En cas de refus exprès de vendre ou passé le délai des 3 mois, le notaire devras constater la naissance
du conflit par l’établissement d’un procès-verbal de carence et le tribunal de grande instance pourra
être saisi sur requête des coïndivisaires à l’origine de la procédure. Le procès-verbal dressé par le notaire
servira de fondement pour que le juge statue sur la question de la vente du bien. Le juge a le rôle de
vérifier que toute la procédure a été respectée via le procès-verbal qui devra être le plus détaillé possible.
Si tout est conforme le juge ordonnera la vente qui aura le caractère d’une licitation.

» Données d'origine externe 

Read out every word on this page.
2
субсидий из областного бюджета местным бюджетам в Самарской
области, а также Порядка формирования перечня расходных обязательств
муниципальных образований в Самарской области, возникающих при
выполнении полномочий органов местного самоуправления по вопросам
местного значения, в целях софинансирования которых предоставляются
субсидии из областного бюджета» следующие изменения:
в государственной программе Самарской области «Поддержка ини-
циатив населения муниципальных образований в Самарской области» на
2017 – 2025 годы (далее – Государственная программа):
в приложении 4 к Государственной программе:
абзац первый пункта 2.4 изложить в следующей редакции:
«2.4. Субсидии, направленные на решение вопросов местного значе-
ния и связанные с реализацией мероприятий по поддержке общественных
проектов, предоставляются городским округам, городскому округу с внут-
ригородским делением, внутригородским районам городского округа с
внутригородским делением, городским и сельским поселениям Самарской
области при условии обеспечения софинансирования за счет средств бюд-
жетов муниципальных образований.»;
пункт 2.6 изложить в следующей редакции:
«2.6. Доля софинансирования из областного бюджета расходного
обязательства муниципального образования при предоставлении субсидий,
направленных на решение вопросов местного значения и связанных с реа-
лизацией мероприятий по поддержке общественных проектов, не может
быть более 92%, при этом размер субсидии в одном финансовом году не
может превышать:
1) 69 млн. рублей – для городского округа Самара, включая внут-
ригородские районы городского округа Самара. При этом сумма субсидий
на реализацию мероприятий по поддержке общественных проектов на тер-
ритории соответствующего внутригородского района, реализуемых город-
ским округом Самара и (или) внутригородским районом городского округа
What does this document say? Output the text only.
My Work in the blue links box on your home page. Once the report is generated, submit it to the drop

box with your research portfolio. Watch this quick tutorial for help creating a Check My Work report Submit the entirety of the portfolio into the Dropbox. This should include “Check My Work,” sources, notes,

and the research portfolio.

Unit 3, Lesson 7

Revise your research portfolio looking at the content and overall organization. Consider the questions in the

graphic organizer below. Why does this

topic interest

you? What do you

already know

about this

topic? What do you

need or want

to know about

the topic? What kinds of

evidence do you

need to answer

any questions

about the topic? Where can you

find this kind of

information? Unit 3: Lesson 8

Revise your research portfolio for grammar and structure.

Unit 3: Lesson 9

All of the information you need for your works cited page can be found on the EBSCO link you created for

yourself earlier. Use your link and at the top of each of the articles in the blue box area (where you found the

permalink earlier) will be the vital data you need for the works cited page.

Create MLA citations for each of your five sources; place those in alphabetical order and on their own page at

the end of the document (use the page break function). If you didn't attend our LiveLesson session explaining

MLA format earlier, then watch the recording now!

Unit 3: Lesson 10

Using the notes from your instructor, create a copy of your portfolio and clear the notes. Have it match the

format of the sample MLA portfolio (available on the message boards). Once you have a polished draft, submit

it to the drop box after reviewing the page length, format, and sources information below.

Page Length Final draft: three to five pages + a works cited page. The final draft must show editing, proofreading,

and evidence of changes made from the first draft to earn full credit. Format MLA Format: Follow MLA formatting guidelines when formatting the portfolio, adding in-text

La question posée par cette procédure de vente alors qu’une opposition a pu être formée est celle de
savoir si les droits des indivisaires opposant sont garantis par ce mécanisme. La réponse est positive
dans le sens où la vente ne pourra être ordonnée que si le juge appelé à statuer est celui qui en principe
constate l’ouverture d’un droit préférentiel pour l’indivisaire opposant en vertu des articles 831 à 834
du code civil. Ainsi tout indivisaire qui souhaite se voir attribuer le bien de manière préférentielle pourra
faire une demande reconventionnelle en ce sens auprès dudit juge.
Enfin, si vente il y a lieu celle-ci ne vaudra pas partage et le prix tiré de celle-ci devra revenir dans la
masse indivise pour être partager par la suite entre tous les indivisaires.